The most common architecture mistake: one giant agent with 30 tools, a 5,000-token system prompt, and instructions for every possible scenario. This agent:
- Confuses which tools to use (too many choices)
- Has slow, expensive LLM calls (massive context)
- Is impossible to test (too many code paths)
- Degrades as you add more features
If your agent has more than 8-10 tools, you need a Router or Hierarchical pattern. Split it up.
Architecture Decision Checklist
Before building, answer these questions:
- How many steps does the typical task require? (1-3: ReAct, 4-8: Plan-and-Execute, 8+: Hierarchical)
- Are there distinct task categories? (Yes: Router)
- Is accuracy critical? (Yes: add Reflection)
- Is the workflow well-defined? (Yes: State Machine)
- What's your latency budget? (Tight: ReAct or Router. Flexible: any)
- What's your cost budget per request? (Tight: ReAct + cheap model. Flexible: Hierarchical + Reflection)

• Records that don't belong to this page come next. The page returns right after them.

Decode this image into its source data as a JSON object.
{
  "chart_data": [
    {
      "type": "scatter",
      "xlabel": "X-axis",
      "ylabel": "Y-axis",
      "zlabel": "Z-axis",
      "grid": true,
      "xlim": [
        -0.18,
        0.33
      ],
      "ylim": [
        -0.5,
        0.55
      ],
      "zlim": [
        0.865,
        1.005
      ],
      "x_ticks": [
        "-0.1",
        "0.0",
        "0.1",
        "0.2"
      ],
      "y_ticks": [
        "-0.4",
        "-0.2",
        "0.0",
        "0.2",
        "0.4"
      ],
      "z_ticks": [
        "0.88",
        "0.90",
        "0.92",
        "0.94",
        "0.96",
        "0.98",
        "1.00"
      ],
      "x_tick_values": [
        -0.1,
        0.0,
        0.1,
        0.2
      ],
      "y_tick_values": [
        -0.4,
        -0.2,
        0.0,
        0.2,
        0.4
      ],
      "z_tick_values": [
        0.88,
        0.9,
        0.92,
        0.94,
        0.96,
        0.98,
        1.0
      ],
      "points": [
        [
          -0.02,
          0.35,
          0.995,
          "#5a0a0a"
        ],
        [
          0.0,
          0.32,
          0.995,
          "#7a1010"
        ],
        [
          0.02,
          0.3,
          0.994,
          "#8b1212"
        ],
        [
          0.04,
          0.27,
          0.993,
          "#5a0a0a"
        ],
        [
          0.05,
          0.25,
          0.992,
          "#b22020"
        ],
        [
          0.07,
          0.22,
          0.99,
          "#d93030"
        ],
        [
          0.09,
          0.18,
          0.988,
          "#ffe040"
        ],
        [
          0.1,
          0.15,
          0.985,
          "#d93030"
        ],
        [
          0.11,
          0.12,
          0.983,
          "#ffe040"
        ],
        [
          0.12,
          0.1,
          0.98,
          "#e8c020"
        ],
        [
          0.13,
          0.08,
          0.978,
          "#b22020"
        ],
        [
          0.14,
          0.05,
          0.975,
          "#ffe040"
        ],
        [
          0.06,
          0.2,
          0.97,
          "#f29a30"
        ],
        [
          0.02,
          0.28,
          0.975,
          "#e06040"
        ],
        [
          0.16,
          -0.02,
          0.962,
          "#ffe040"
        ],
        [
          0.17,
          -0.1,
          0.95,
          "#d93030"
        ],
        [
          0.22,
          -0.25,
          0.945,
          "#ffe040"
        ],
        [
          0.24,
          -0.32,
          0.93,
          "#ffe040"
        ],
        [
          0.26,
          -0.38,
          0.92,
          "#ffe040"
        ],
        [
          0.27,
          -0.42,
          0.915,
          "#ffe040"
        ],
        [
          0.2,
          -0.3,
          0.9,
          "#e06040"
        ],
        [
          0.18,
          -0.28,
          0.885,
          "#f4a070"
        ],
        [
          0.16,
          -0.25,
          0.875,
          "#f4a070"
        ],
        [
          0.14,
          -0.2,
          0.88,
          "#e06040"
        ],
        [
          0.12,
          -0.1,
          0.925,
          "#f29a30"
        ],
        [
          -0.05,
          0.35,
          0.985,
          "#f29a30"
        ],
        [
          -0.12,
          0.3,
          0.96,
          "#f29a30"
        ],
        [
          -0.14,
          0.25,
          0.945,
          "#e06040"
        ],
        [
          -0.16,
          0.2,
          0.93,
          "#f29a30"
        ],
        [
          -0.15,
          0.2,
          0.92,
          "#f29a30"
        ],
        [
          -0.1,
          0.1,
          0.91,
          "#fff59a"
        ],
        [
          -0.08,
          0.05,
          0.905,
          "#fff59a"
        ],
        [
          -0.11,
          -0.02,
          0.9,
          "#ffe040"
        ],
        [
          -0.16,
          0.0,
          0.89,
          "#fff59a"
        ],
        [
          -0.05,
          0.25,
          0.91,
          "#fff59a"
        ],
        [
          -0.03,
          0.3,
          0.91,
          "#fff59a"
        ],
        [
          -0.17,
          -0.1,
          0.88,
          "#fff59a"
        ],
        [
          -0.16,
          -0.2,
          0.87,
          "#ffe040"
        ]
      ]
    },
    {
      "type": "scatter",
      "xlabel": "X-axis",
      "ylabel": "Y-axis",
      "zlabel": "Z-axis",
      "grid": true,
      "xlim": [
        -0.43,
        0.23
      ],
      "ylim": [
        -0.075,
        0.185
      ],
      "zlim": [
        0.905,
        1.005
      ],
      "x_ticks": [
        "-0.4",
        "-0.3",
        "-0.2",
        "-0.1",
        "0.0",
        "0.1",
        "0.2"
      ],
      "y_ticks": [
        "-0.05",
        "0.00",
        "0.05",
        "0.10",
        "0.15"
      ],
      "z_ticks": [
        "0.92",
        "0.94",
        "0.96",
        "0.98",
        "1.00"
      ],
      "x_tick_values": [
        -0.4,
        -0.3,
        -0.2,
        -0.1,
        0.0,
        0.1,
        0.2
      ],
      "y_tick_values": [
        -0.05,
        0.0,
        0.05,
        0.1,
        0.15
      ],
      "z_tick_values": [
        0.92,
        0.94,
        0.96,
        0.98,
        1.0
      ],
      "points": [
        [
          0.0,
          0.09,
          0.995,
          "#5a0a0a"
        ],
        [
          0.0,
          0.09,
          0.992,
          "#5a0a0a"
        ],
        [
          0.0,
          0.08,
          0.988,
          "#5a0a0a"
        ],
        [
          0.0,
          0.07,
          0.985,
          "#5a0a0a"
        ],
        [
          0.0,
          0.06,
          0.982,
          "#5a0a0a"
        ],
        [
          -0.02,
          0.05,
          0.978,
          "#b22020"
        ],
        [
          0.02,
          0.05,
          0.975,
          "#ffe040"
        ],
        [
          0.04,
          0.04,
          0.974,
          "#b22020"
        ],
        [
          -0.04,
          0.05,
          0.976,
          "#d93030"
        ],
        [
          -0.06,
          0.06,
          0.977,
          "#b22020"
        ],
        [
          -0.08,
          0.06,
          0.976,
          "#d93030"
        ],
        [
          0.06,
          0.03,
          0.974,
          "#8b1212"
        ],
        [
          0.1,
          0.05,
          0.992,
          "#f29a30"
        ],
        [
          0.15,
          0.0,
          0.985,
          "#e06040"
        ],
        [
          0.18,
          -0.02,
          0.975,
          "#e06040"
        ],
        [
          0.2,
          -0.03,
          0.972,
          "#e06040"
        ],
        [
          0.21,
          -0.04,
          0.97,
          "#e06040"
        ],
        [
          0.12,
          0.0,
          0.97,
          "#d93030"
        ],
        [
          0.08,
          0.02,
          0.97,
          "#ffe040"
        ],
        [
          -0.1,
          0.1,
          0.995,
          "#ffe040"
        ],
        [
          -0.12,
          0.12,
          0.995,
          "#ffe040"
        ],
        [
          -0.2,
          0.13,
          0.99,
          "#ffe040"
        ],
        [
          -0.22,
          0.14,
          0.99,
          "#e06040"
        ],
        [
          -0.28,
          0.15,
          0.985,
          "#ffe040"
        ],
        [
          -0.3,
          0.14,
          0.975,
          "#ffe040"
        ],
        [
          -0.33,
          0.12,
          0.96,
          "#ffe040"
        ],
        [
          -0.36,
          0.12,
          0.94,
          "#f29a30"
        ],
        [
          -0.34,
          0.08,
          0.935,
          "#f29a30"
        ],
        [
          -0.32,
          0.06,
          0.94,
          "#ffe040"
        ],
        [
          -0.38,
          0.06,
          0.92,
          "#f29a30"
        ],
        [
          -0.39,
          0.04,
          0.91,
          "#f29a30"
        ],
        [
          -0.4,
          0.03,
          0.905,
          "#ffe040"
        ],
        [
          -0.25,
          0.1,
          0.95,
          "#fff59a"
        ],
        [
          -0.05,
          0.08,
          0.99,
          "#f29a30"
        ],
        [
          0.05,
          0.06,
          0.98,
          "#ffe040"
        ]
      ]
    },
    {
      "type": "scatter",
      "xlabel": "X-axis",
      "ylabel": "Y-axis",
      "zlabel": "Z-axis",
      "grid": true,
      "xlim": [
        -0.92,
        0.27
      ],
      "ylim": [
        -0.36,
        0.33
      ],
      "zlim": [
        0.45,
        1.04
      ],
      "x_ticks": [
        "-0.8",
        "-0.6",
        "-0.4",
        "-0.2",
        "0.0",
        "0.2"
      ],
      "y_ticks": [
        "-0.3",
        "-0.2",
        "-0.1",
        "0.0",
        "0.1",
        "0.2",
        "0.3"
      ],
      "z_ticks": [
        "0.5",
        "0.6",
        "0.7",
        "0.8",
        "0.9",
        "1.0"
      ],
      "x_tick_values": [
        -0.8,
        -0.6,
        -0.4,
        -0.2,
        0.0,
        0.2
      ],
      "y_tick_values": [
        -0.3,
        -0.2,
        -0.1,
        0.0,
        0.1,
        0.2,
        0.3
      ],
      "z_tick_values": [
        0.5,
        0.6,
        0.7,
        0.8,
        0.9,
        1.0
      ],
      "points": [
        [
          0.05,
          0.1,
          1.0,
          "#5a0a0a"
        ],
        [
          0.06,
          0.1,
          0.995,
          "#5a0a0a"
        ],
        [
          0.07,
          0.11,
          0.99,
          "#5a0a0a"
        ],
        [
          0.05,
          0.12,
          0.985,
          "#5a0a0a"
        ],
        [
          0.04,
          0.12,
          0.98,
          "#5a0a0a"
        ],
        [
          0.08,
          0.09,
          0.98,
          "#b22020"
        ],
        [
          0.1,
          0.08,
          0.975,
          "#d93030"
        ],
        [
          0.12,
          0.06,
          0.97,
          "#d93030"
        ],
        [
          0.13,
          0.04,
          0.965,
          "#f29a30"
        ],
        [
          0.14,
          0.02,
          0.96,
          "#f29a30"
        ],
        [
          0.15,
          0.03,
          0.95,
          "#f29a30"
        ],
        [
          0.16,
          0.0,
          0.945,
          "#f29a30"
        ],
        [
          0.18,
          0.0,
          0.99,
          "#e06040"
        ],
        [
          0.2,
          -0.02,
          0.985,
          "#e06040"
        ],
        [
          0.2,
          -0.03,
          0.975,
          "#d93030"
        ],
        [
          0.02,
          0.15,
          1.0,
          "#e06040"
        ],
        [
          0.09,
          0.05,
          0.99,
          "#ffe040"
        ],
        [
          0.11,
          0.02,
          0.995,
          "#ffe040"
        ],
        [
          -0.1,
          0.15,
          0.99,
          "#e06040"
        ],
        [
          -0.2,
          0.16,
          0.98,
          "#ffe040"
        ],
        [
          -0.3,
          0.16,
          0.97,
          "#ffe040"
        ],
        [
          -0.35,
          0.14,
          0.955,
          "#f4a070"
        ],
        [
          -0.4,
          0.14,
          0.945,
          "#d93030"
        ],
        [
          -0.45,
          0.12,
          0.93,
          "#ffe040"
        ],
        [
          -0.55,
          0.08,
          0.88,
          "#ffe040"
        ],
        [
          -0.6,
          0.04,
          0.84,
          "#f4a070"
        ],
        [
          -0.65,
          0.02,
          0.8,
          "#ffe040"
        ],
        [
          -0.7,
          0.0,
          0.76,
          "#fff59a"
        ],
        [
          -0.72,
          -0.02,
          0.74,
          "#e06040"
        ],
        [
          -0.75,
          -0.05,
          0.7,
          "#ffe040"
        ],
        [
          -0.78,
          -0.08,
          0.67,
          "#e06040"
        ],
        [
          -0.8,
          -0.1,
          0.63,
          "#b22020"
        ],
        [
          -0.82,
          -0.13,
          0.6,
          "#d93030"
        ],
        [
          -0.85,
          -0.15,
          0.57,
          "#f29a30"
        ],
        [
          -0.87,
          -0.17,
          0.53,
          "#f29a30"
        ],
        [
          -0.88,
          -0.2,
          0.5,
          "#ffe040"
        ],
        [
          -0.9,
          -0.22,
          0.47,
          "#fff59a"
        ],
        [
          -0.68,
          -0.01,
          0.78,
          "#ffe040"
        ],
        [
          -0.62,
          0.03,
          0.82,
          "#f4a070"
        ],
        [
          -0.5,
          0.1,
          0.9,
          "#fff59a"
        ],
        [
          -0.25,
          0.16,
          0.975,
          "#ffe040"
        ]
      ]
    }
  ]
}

Designing AI agent architectures? AI Agents Weekly covers patterns, frameworks, and production case studies 3x/week. Join free.
Conclusion
Architecture is the decision that's hardest to change later. Start with the simplest pattern that meets your requirements (usually ReAct), then evolve. Most production agents end up as hybrids — and that's fine.
The key insight: match the architecture to the task, not the framework. Don't use a hierarchical multi-agent system because it sounds impressive. Use it because your task genuinely decomposes into parallel subtasks. The best architecture is the one that solves your problem with the least complexity.